Qu’est-ce que le cycle de vie de la gestion des vulnérabilités ?

Chaque mois, le National Institute of Standards and Technology (NIST) ajoute plus de 2 000 nouvelles vulnérabilités de sécurité à la National Vulnerability Database. Les équipes de sécurité n'ont pas besoin de suivre toutes ces vulnérabilités, mais elles ont besoin d'un moyen d'identifier et de résoudre celles qui représentent une menace potentielle pour leurs systèmes. C’est à cela que sert le cycle de vie de la gestion des vulnérabilités.

Une phase classique du cycle de vie comporte cinq étapes :

1. Inventaire des actifs et évaluation de la vulnérabilité.
2. Hiérarchisation des vulnérabilités
3. Résolution des vulnérabilités.
4. Vérification et surveillance.
5. Rapports et améliorations.

Le cycle de vie de la gestion des vulnérabilités permet aux organisations d’améliorer leur posture de sécurité en adoptant une approche plus stratégique de la gestion des vulnérabilités. Au lieu de réagir aux nouvelles vulnérabilités dès qu’elles apparaissent, les équipes de sécurité recherchent activement les failles de leurs systèmes. Les organisations peuvent identifier les vulnérabilités les plus critiques et se protéger avant que les acteurs de la menace ne frappent.

Une vulnérabilité est une faille de sécurité dans la structure, la fonction ou la mise en œuvre d'un réseau ou d'un actif que les hackers peuvent exploiter pour nuire à une entreprise.

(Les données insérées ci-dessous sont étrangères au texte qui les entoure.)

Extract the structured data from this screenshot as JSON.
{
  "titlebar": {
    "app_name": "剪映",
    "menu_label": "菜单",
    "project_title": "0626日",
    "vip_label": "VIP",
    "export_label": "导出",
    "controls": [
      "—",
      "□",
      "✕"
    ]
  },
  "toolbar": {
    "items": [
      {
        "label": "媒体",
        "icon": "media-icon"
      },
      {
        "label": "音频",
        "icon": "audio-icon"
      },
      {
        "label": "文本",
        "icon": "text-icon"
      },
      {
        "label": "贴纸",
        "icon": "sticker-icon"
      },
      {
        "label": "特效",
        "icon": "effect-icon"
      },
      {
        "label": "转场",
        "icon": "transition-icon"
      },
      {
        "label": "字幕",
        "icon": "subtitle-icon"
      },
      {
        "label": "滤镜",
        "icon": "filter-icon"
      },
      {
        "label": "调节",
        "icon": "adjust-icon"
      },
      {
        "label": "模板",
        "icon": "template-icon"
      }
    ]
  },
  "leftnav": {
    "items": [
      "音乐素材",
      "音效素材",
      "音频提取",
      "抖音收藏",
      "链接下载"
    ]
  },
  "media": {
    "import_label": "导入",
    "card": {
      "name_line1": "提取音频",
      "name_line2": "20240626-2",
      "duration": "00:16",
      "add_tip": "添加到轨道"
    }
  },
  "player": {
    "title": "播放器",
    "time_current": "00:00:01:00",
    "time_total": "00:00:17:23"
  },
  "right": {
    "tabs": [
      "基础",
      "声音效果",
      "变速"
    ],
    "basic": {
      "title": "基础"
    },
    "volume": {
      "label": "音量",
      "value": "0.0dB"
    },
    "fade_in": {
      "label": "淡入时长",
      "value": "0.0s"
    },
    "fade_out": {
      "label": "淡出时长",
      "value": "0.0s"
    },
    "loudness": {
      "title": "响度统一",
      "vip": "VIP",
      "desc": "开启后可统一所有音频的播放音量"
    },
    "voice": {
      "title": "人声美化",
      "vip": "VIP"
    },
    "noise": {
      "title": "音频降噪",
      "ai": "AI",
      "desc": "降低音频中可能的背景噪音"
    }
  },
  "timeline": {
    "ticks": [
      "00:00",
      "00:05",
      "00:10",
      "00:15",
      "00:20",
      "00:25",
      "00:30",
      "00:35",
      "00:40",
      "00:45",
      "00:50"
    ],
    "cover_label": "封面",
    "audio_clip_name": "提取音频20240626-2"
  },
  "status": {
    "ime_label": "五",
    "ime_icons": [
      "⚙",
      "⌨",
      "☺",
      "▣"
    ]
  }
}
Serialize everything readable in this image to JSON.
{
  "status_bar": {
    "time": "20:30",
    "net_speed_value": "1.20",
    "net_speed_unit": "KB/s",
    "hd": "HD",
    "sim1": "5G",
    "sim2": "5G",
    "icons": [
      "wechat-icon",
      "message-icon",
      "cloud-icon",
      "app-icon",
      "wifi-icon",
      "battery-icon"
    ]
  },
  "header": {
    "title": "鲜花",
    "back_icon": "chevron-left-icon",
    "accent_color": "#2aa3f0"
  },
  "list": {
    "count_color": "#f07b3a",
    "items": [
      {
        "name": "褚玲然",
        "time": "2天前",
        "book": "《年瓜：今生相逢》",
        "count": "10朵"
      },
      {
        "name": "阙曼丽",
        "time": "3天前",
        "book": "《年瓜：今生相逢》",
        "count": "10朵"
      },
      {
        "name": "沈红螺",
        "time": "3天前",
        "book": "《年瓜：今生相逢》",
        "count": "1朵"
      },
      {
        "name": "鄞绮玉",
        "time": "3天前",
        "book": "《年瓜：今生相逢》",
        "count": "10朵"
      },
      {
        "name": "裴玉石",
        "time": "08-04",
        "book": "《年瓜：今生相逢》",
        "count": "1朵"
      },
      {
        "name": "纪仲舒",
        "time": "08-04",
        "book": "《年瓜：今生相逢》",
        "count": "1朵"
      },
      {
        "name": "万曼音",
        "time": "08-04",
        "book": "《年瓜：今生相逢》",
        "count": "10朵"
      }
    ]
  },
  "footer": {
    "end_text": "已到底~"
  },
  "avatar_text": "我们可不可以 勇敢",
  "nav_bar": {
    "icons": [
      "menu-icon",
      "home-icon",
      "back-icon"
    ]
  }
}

Des vulnérabilités peuvent résulter de défauts fondamentaux dans le développement d'un actif. Ce fut le cas de la célèbre vulnérabilité Log4J, où des erreurs de codage dans une bibliothèque Java populaire permettaient aux hackers d’exécuter à distance des logiciels malveillants sur les ordinateurs des victimes. D’autres vulnérabilités sont causées par une erreur humaine, comme un compartiment de stockage cloud mal configuré qui expose des données sensibles sur le réseau Internet public.

Chaque vulnérabilité représente un risque pour l’entreprise. Selon le X-Force Threat Intelligence Index d’IBM, l’exploitation des vulnérabilités dans les applications destinées au public est l’un des vecteurs de cyberattaque les plus courants. 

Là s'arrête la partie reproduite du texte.